Debut directors impress at National Awards test sharma | 08:52 PM IST Mar 07, 2012

New Delhi: Rohini Hattangady, the only Indian actress to have won the prestigious BAFTA award, says the new breed of directors are adept with the global appeal of the country's local social issues and the freshness and creativtity in their scripts impressed the National Awards jury.

"I think the young filmmakers are aware of global appeal nowadays because they don't just think only in terms of their region. They are going out of their region and globalising the issues of their region to make them universal," Rohini, chairperson of feature film jury for the 59th National Film Awards, told IANS.

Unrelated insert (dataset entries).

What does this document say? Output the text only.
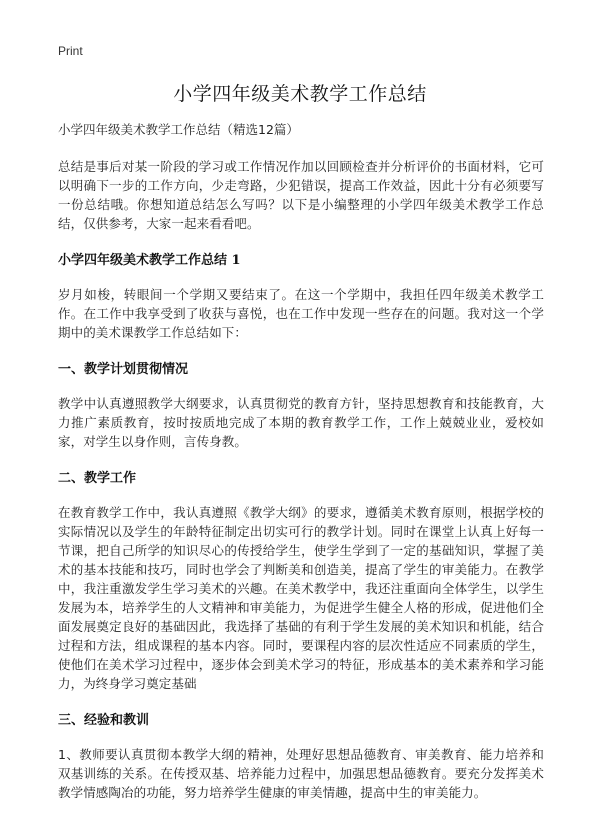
Print
小学四年级美术教学工作总结
小学四年级美术教学工作总结（精选12篇）

总结是事后对某一阶段的学习或工作情况作加以回顾检查并分析评价的书面材料，它可以明确下一步的工作方向，少走弯路，少犯错误，提高工作效益，因此十分有必须要写一份总结哦。你想知道总结怎么写吗？以下是小编整理的小学四年级美术教学工作总结，仅供参考，大家一起来看看吧。

小学四年级美术教学工作总结 1

岁月如梭，转眼间一个学期又要结束了。在这一个学期中，我担任四年级美术教学工作。在工作中我享受到了收获与喜悦，也在工作中发现一些存在的问题。我对这一个学期中的美术课教学工作总结如下：

一、教学计划贯彻情况

教学中认真遵照教学大纲要求，认真贯彻党的教育方针，坚持思想教育和技能教育，大力推广素质教育，按时按质地完成了本期的教育教学工作，工作上兢兢业业，爱校如家，对学生以身作则，言传身教。

二、教学工作

在教育教学工作中，我认真遵照《教学大纲》的要求，遵循美术教育原则，根据学校的实际情况以及学生的年龄特征制定出切实可行的教学计划。同时在课堂上认真上好每一节课，把自己所学的知识尽心的传授给学生，使学生学到了一定的基础知识，掌握了美术的基本技能和技巧，同时也学会了判断美和创造美，提高了学生的审美能力。在教学中，我注重激发学生学习美术的兴趣。在美术教学中，我还注重面向全体学生，以学生发展为本，培养学生的人文精神和审美能力，为促进学生健全人格的形成，促进他们全面发展奠定良好的基础因此，我选择了基础的有利于学生发展的美术知识和机能，结合过程和方法，组成课程的基本内容。同时，要课程内容的层次性适应不同素质的学生，使他们在美术学习过程中，逐步体会到美术学习的特征，形成基本的美术素养和学习能力，为终身学习奠定基础

三、经验和教训

1、教师要认真贯彻本教学大纲的精神，处理好思想品德教育、审美教育、能力培养和双基训练的关系。在传授双基、培养能力过程中，加强思想品德教育。要充分发挥美术教学情感陶冶的功能，努力培养学生健康的审美情趣，提高中生的审美能力。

"I think they are getting more aware of their societies and surroundings, and problems. So they are making efforts to bring those issues to the big screen. Of all entries, we felt work of debut directors was very promising" she added.

The 59th National Film Awards were announced here Wednesday

Rohini is a National award-winning actress herself.

She won the best supporting actress National award for Govind Nihalani's satirical drama 'Party' in 1985, and is the only Indian actress to win a BAFTA (British Academy of Film and Television Arts) award for best actress in a supporting role for her performance as Kasturba Gandhi in British filmmaker Richard Attenborough's 1982 film 'Gandhi'.

In the feature film jury of the 59th National Film Awards, she was accompanied by 10 others -- namely filmmakers K.P. Kumaran, Vinay Shukla, Prakash Belawadi abd Hiren Bora, actor Aloknanda Roy, film editor A.S. Kanal, academicians K. Hariharan and Ranjani Mazumdar, writer Kishwar Desai and former joint director of Osian's Cinefan film festival Latika Padgaonkar.

They adjudged Marathi film 'Deool' and Kannada film 'Byari' as the best films.

Rohini, 56, says it was fascinating to see the variety in cinema, and also the unique treatment to each of them.

"The treatment to issues is to watch out for. 'Deool' is very different from 'Byari'. Both the best films are totally different. While one takes into consideration the commercialisation of religion, 'Byari' is about the values of the Muslim community, wherein once you say 'talaak', you can't remarry that same person unless you first get married to someone else....

"So see the paradox -- one talks about commercialisation of religion, and the other questions religion with a straight face. These are the varied issues young filmmakers are picking on, and they are all very good subjects," she said.